Does that mean it's easier to dismiss?
I don't like talking to you, you're always on your own side. Then she put a towel around herself though she hadn't gotten wet. Derrick text messages only made her eat less and brought out lean muscle mass but she announced there would be no waterparks in her future, no Coney Island, no Caribbean either.

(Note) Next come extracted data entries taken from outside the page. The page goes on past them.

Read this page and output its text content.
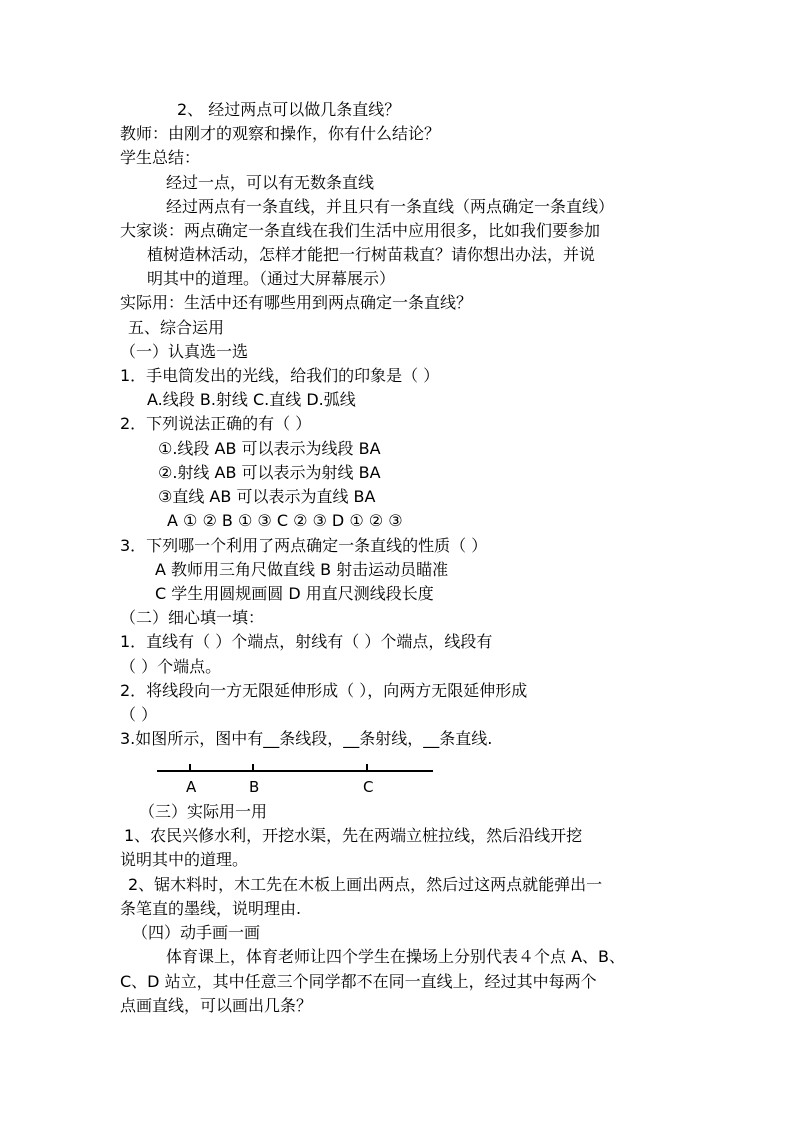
2、 经过两点可以做几条直线？
教师：由刚才的观察和操作，你有什么结论？
学生总结：
经过一点，可以有无数条直线
经过两点有一条直线，并且只有一条直线（两点确定一条直线）
大家谈：两点确定一条直线在我们生活中应用很多，比如我们要参加
植树造林活动，怎样才能把一行树苗栽直？请你想出办法，并说
明其中的道理。（通过大屏幕展示）
实际用：生活中还有哪些用到两点确定一条直线？
五、综合运用
（一）认真选一选
1．手电筒发出的光线，给我们的印象是（ ）
A.线段 B.射线 C.直线 D.弧线
2．下列说法正确的有（ ）
①.线段 AB 可以表示为线段 BA
②.射线 AB 可以表示为射线 BA
③直线 AB 可以表示为直线 BA
A ① ② B ① ③ C ② ③ D ① ② ③
3．下列哪一个利用了两点确定一条直线的性质（ ）
A 教师用三角尺做直线 B 射击运动员瞄准
C 学生用圆规画圆 D 用直尺测线段长度
（二）细心填一填：
1．直线有（ ）个端点，射线有（ ）个端点，线段有
（ ）个端点。
2．将线段向一方无限延伸形成（ ），向两方无限延伸形成
（ ）
3.如图所示，图中有__条线段，__条射线，__条直线.
（三）实际用一用
1、农民兴修水利，开挖水渠，先在两端立桩拉线，然后沿线开挖
说明其中的道理。
2、锯木料时，木工先在木板上画出两点，然后过这两点就能弹出一
条笔直的墨线，说明理由.
（四）动手画一画
体育课上，体育老师让四个学生在操场上分别代表４个点 A、B、
C、D 站立，其中任意三个同学都不在同一直线上，经过其中每两个
点画直线，可以画出几条？
A	B	C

Soon my Bed-Sty friend does not return my calls because her sister is sick, but she must have forgotten I know she doesn't have a sister. I spend two weeks talking about my Bed-Sty friend with my therapist. I miss work. I miss my mother's birthday. I begin to look at my ass in the mirror every morning. It's getting bigger, I tell my teddy bear. And it's amazing it's getting bigger because I'm not eating food as well. I can't. The penance of not eating will surely bring a halt to the non-ballooning of my Bed-Sty friend's non-existent fat ass, it has to. I buy fireworks and birthday candles to celebrate the disintegration of her fat ass but mine only grows and I have to buy new corduroys. I call my Bed-Sty friend to assure her all the weight she thinks exists in her ass actually had been deposited and continually grows in mine. She is not pleased. Dubs me dumb-ass, but I entreat her to see it for herself and she agrees but we can't meet in Bed-Sty, she insists. Better in Bushwick where no one will recognize my fat ass. Or mine, I add.
So we meet in Bushwick and my Bed-Sty friend is frail -- she doesn't have cheeks, of the face or ass variety and I plead with her and then steer my rump her way and a choking sound starts in her throat and I shimmy because I know my fat ass has charm. I giggle but the giggle rips my cheap-ass corduroys and I will have to go one ass size up.